My take: It’s manifestly unclear, at least at this point, what the “best” models are. As Rick Hanushek notes wryly, “The real model isn’t known.” There are lots of ways to specify these models and that we’re learning as we go. This argues for everyone being transparent about their assumptions and for an appropriate dose of humility when using value-added data. And, to be fair, the standards for journalism and academic discourse are quite different. More than anything else, perhaps, this suggests that journalistic outlets need to move deliberately when wading into this space.
Third, Buddin points out that the actual data that he and Briggs used is different. For reasons that are unclear, Buddin notes that Briggs’ data includes “900 fewer teachers and 100,000 few student test scores.” There’s no way to be sure how much these extra exclusions might have impacted the results. When Briggs tells me that he was unable to replicate Buddin’s results, even when using the exact specifications that Buddin provided, I wonder how much of this can be attributed to this data question.

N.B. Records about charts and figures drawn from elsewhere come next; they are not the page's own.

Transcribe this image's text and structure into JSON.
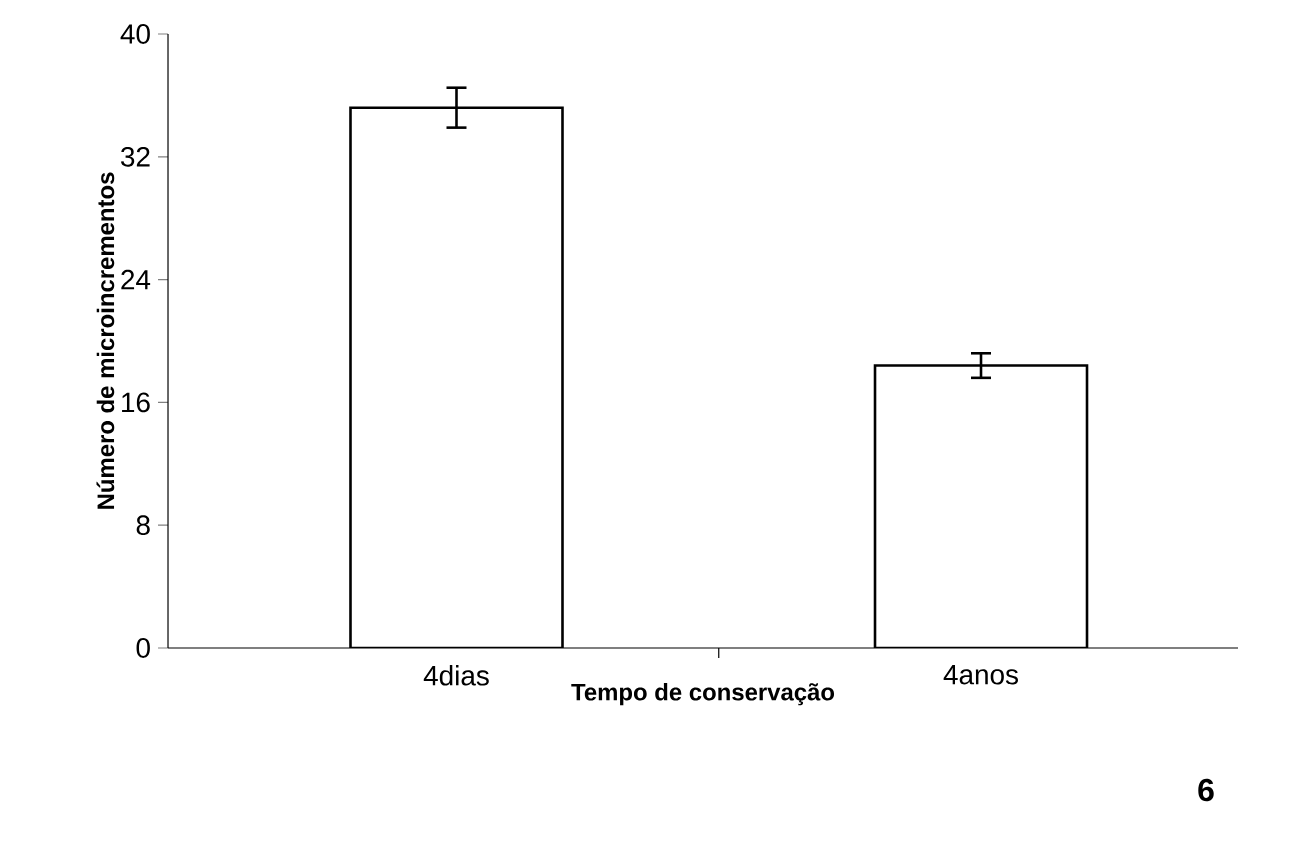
{
  "chart_data": {
    "type": "bar",
    "xlabel": "Tempo de conservação",
    "ylabel": "Número de microincrementos",
    "categories": [
      "4dias",
      "4anos"
    ],
    "values": [
      35.2,
      18.4
    ],
    "errors": [
      1.3,
      0.8
    ],
    "color": "#ffffff",
    "ylim": [
      0,
      40
    ],
    "yticks": [
      0,
      8,
      16,
      24,
      32,
      40
    ],
    "annotations": [
      "6"
    ]
  }
}
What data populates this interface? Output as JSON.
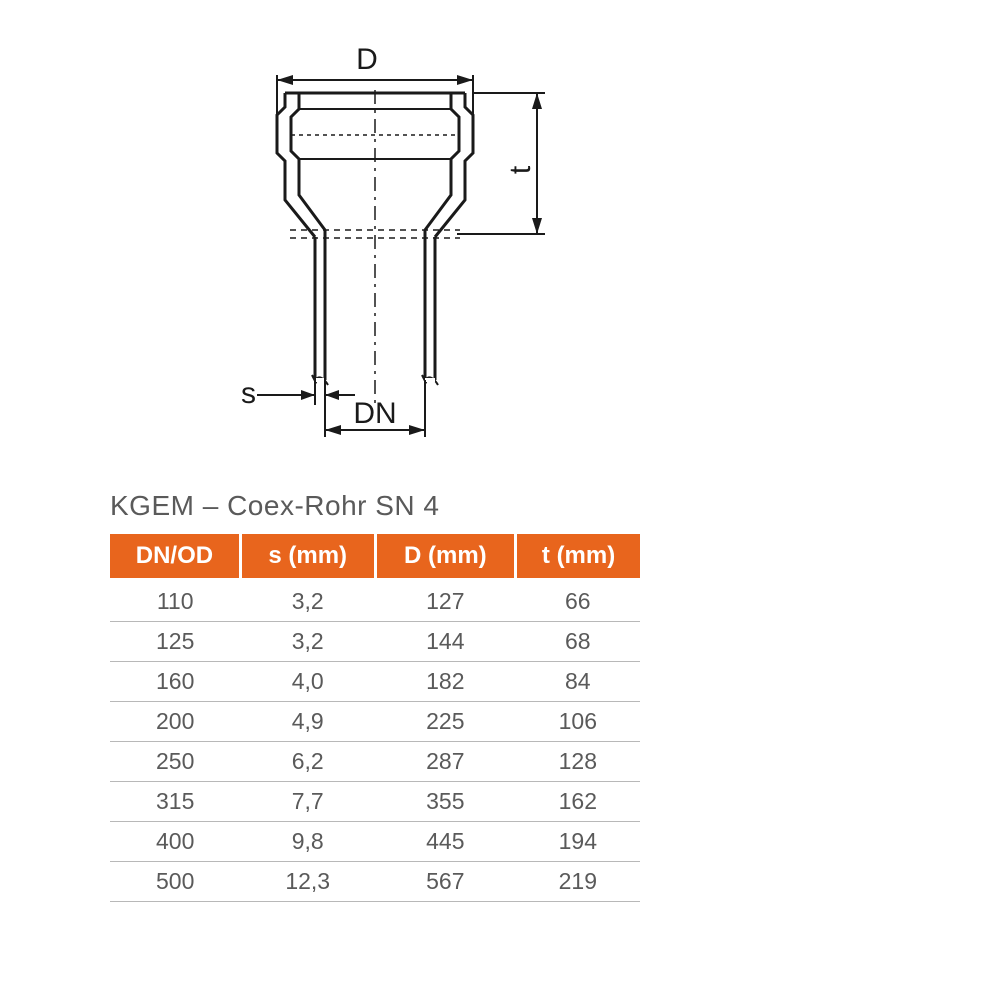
{
  "diagram": {
    "labels": {
      "D": "D",
      "t": "t",
      "s": "s",
      "DN": "DN"
    },
    "stroke_color": "#1a1a1a",
    "stroke_width_main": 3,
    "stroke_width_dim": 2
  },
  "table": {
    "title": "KGEM – Coex-Rohr SN 4",
    "header_bg": "#e8651d",
    "header_fg": "#ffffff",
    "cell_fg": "#5a5a5a",
    "border_color": "#b8b8b8",
    "columns": [
      "DN/OD",
      "s (mm)",
      "D (mm)",
      "t (mm)"
    ],
    "rows": [
      [
        "110",
        "3,2",
        "127",
        "66"
      ],
      [
        "125",
        "3,2",
        "144",
        "68"
      ],
      [
        "160",
        "4,0",
        "182",
        "84"
      ],
      [
        "200",
        "4,9",
        "225",
        "106"
      ],
      [
        "250",
        "6,2",
        "287",
        "128"
      ],
      [
        "315",
        "7,7",
        "355",
        "162"
      ],
      [
        "400",
        "9,8",
        "445",
        "194"
      ],
      [
        "500",
        "12,3",
        "567",
        "219"
      ]
    ]
  }
}
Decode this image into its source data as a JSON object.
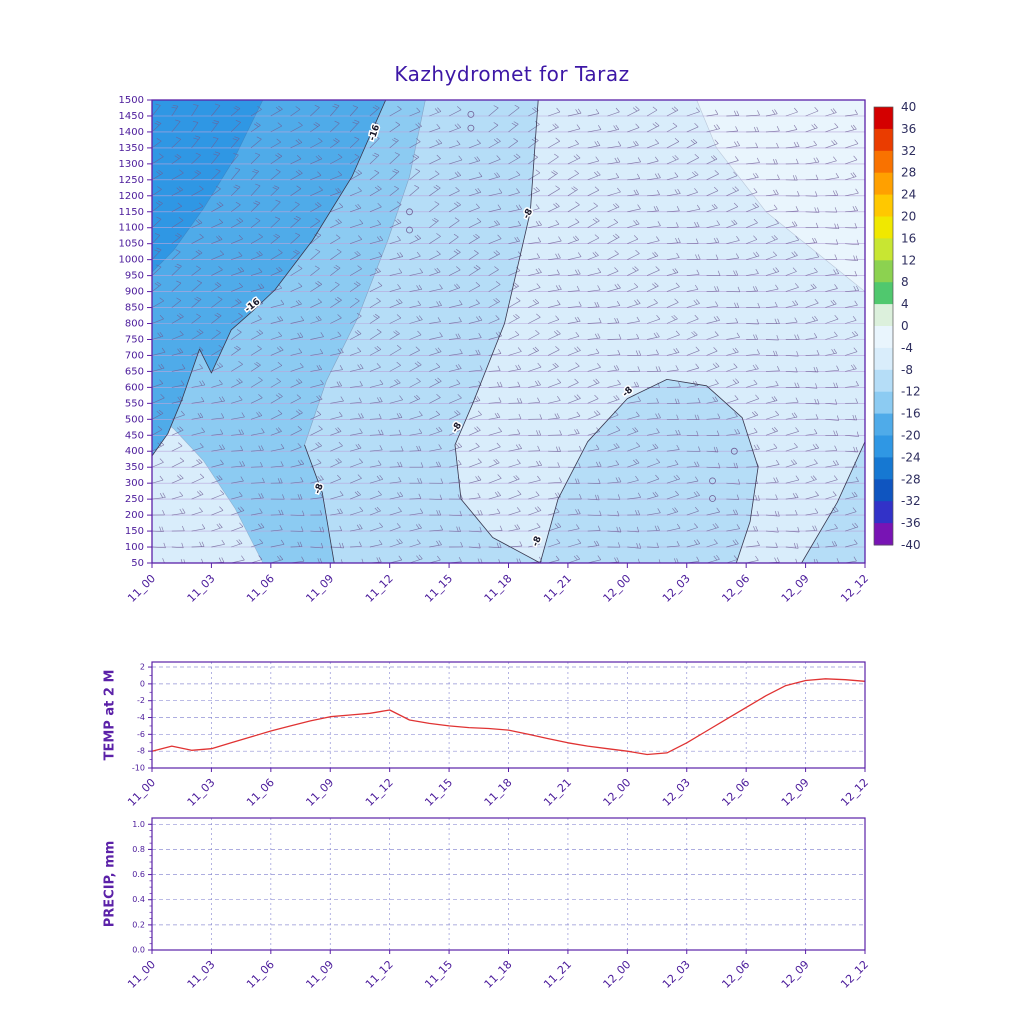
{
  "title": "Kazhydromet for Taraz",
  "time_labels": [
    "11_00",
    "11_03",
    "11_06",
    "11_09",
    "11_12",
    "11_15",
    "11_18",
    "11_21",
    "12_00",
    "12_03",
    "12_06",
    "12_09",
    "12_12"
  ],
  "colors": {
    "title": "#3d17a6",
    "axis": "#5b21a8",
    "tick_text": "#4a1a9a",
    "grid": "#8080d0",
    "temp_line": "#e03333",
    "contour": "#3a3a52",
    "barb": "#6f5f96",
    "level_line": "#b9a6dc",
    "colorbar_text": "#2d2d5e",
    "contour_label": "#18182a",
    "background": "#ffffff"
  },
  "chart_data": [
    {
      "type": "heatmap",
      "name": "temperature_height_cross_section",
      "x_hours_range": [
        0,
        36
      ],
      "x_categories": [
        "11_00",
        "11_03",
        "11_06",
        "11_09",
        "11_12",
        "11_15",
        "11_18",
        "11_21",
        "12_00",
        "12_03",
        "12_06",
        "12_09",
        "12_12"
      ],
      "levels": [
        1500,
        1450,
        1400,
        1350,
        1300,
        1250,
        1200,
        1150,
        1100,
        1050,
        1000,
        950,
        900,
        850,
        800,
        750,
        700,
        650,
        600,
        550,
        500,
        450,
        400,
        350,
        300,
        250,
        200,
        150,
        100,
        50
      ],
      "ylim": [
        50,
        1500
      ],
      "base_fill": "#d9edfb",
      "colorbar": {
        "tick_values": [
          40,
          36,
          32,
          28,
          24,
          20,
          16,
          12,
          8,
          4,
          0,
          -4,
          -8,
          -12,
          -16,
          -20,
          -24,
          -28,
          -32,
          -36,
          -40
        ],
        "cell_colors": [
          "#d40000",
          "#ea3c00",
          "#f97200",
          "#ffa000",
          "#ffc800",
          "#f0e800",
          "#c8e632",
          "#8cd250",
          "#50c86e",
          "#dcf0dc",
          "#e9f5fd",
          "#d9edfb",
          "#b5ddf7",
          "#8ccbf2",
          "#4fabe9",
          "#2f97e4",
          "#1678d2",
          "#0f55c0",
          "#3232c8",
          "#7814b4"
        ]
      },
      "fill_regions": [
        {
          "range": "0 to -4",
          "color": "#e9f5fd",
          "points": [
            [
              27.5,
              1500
            ],
            [
              36,
              1500
            ],
            [
              36,
              900
            ],
            [
              31,
              1150
            ],
            [
              28.5,
              1350
            ]
          ]
        },
        {
          "range": "-8 to -12",
          "color": "#b5ddf7",
          "points": [
            [
              13.8,
              1500
            ],
            [
              19.5,
              1500
            ],
            [
              19.1,
              1150
            ],
            [
              17.8,
              800
            ],
            [
              16.2,
              550
            ],
            [
              15.3,
              420
            ],
            [
              15.6,
              250
            ],
            [
              17.2,
              130
            ],
            [
              19.6,
              50
            ],
            [
              9.2,
              50
            ],
            [
              8.6,
              270
            ],
            [
              7.7,
              420
            ],
            [
              8.8,
              620
            ],
            [
              10.4,
              820
            ],
            [
              11.9,
              1060
            ],
            [
              13,
              1260
            ]
          ]
        },
        {
          "range": "-12 to -16",
          "color": "#8ccbf2",
          "points": [
            [
              0,
              1500
            ],
            [
              13.8,
              1500
            ],
            [
              13,
              1260
            ],
            [
              11.9,
              1060
            ],
            [
              10.4,
              820
            ],
            [
              8.8,
              620
            ],
            [
              7.7,
              420
            ],
            [
              8.6,
              270
            ],
            [
              9.2,
              50
            ],
            [
              5.6,
              50
            ],
            [
              4.2,
              220
            ],
            [
              2.6,
              370
            ],
            [
              1.1,
              470
            ],
            [
              0,
              520
            ]
          ]
        },
        {
          "range": "-16 to -20",
          "color": "#4fabe9",
          "points": [
            [
              0,
              1500
            ],
            [
              11.8,
              1500
            ],
            [
              10.1,
              1260
            ],
            [
              8.1,
              1060
            ],
            [
              6.2,
              905
            ],
            [
              5.1,
              840
            ],
            [
              4,
              780
            ],
            [
              3,
              645
            ],
            [
              2.4,
              720
            ],
            [
              1.5,
              560
            ],
            [
              0.8,
              455
            ],
            [
              0,
              385
            ]
          ]
        },
        {
          "range": "-20 to -24",
          "color": "#2f97e4",
          "points": [
            [
              0,
              1500
            ],
            [
              5.6,
              1500
            ],
            [
              4.1,
              1310
            ],
            [
              2.6,
              1160
            ],
            [
              1.1,
              1030
            ],
            [
              0,
              960
            ]
          ]
        },
        {
          "range": "-8 to -12 pocket",
          "color": "#b5ddf7",
          "points": [
            [
              19.6,
              50
            ],
            [
              20.5,
              250
            ],
            [
              22,
              430
            ],
            [
              24,
              565
            ],
            [
              26,
              625
            ],
            [
              28,
              605
            ],
            [
              29.8,
              505
            ],
            [
              30.6,
              350
            ],
            [
              30.2,
              180
            ],
            [
              29.5,
              50
            ]
          ]
        },
        {
          "range": "-8 to -12 corner",
          "color": "#b5ddf7",
          "points": [
            [
              32.8,
              50
            ],
            [
              36,
              50
            ],
            [
              36,
              430
            ],
            [
              34.6,
              240
            ]
          ]
        }
      ],
      "contours": [
        {
          "value": -16,
          "points": [
            [
              11.8,
              1500
            ],
            [
              10.1,
              1260
            ],
            [
              8.1,
              1060
            ],
            [
              6.2,
              905
            ],
            [
              5.1,
              840
            ],
            [
              4,
              780
            ],
            [
              3,
              645
            ],
            [
              2.4,
              720
            ],
            [
              1.5,
              560
            ],
            [
              0.8,
              455
            ],
            [
              0,
              385
            ]
          ],
          "labels": [
            [
              11.35,
              1395,
              -72
            ],
            [
              5.15,
              850,
              -38
            ]
          ]
        },
        {
          "value": -8,
          "points": [
            [
              19.5,
              1500
            ],
            [
              19.1,
              1150
            ],
            [
              17.8,
              800
            ],
            [
              16.2,
              550
            ],
            [
              15.3,
              420
            ],
            [
              15.6,
              250
            ],
            [
              17.2,
              130
            ],
            [
              19.6,
              50
            ]
          ],
          "labels": [
            [
              19.1,
              1140,
              -62
            ],
            [
              15.5,
              470,
              -58
            ],
            [
              19.55,
              115,
              -68
            ]
          ]
        },
        {
          "value": -8,
          "points": [
            [
              7.7,
              420
            ],
            [
              8.6,
              270
            ],
            [
              9.2,
              50
            ]
          ],
          "labels": [
            [
              8.55,
              280,
              -70
            ]
          ]
        },
        {
          "value": -8,
          "points": [
            [
              19.6,
              50
            ],
            [
              20.5,
              250
            ],
            [
              22,
              430
            ],
            [
              24,
              565
            ],
            [
              26,
              625
            ],
            [
              28,
              605
            ],
            [
              29.8,
              505
            ],
            [
              30.6,
              350
            ],
            [
              30.2,
              180
            ],
            [
              29.5,
              50
            ]
          ],
          "labels": [
            [
              24.1,
              580,
              -42
            ]
          ]
        },
        {
          "value": -8,
          "points": [
            [
              32.8,
              50
            ],
            [
              34.6,
              240
            ],
            [
              36,
              430
            ]
          ],
          "labels": []
        }
      ],
      "calm_points": [
        [
          16.1,
          1455
        ],
        [
          16.1,
          1412
        ],
        [
          13,
          1150
        ],
        [
          13,
          1093
        ],
        [
          29.4,
          400
        ],
        [
          28.3,
          307
        ],
        [
          28.3,
          252
        ]
      ],
      "wind_barbs": {
        "present": true,
        "col_step_hours": 1,
        "row_step_levels": 50
      }
    },
    {
      "type": "line",
      "ylabel": "TEMP at 2 M",
      "color": "#e03333",
      "ylim": [
        -10,
        2
      ],
      "yticks": [
        2,
        0,
        -2,
        -4,
        -6,
        -8,
        -10
      ],
      "x_step_hours": 1,
      "values": [
        -8,
        -7.4,
        -7.9,
        -7.7,
        -7,
        -6.3,
        -5.6,
        -5,
        -4.4,
        -3.9,
        -3.7,
        -3.5,
        -3.1,
        -4.3,
        -4.7,
        -5,
        -5.2,
        -5.3,
        -5.5,
        -6,
        -6.5,
        -7,
        -7.4,
        -7.7,
        -8,
        -8.4,
        -8.2,
        -7,
        -5.6,
        -4.2,
        -2.8,
        -1.4,
        -0.2,
        0.4,
        0.6,
        0.5,
        0.3
      ]
    },
    {
      "type": "line",
      "ylabel": "PRECIP, mm",
      "color": "#e03333",
      "ylim": [
        0,
        1
      ],
      "yticks": [
        1.0,
        0.8,
        0.6,
        0.4,
        0.2,
        0.0
      ],
      "x_step_hours": 1,
      "values": [
        0,
        0,
        0,
        0,
        0,
        0,
        0,
        0,
        0,
        0,
        0,
        0,
        0,
        0,
        0,
        0,
        0,
        0,
        0,
        0,
        0,
        0,
        0,
        0,
        0,
        0,
        0,
        0,
        0,
        0,
        0,
        0,
        0,
        0,
        0,
        0,
        0
      ]
    }
  ]
}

Finally, the academic-journalistic tension here is substantial, including questions about how the L.A. Times should cover analysis of its own work. I think Briggs makes a fair point when he says, “At a minimum, it should be clear that [Felch] mischaracterized the nature of our findings in his coverage of the report in the story released on Monday. Recall the headline for that story: ‘Separate study confirms many Los Angeles Times findings on teacher effectiveness.’ That’s just straight out bogus.” Like I’ve noted, I’m not sure I thought Briggs’s results were as damning as he does, but neither the findings nor the tenor of the analysis suggest the researcher thought that the takeaway was a confirmation of the Times‘ work. At the same time, it’s not as simple as that. Felch fairly points out that the Briggs results reinforce the L.A. Times‘ findings regarding the variability of performance across LAUSD teachers–perhaps the finding most relevant to public debate. And I’ve much sympathy for Felch’s argument that, “Part of this is a culture clash between journalism and academia. Briggs made no attempt to contact us before releasing his study, and simply assumed we had conducted no due diligence. The truth is quite the contrary. In journalism, we would never write a lengthy critique of someone’s work without picking up the phone to see if our assumptions were right.
Like I said, it strikes me that this is a case where both sides make some valid points. I think Buddin could’ve done more to explain his specifications and I would’ve liked to see the Times proceed more carefully, but I also think the Briggs critique is more cautionary than damning. So my takeaway: this is a case where I think the results mostly highlight the import of moving carefully and thoughtfully on value-added. That said, the standard in crafting value-added systems ought not be perfection, because nobody anywhere in the private or public sector has got a system that can meet the standard. The question is whether a given system is better than the alternative. And the truth is that today’s personnel systems are so insensitive to performance, so protective of mediocrity, and so dismissive of excellence, that value-added systems need not be flawless to be good and useful tools.
(And, for those who are wondering, my stance on the L.A. Times exercise hasn’t changed a bit. I’m still just where I was last summer: I think it’s good for policymakers and educators to be exploring ways to employ value-added in teacher evaluation and pay, but that it’s a mistake to publicly issue individual scores.)
-Frederick Hess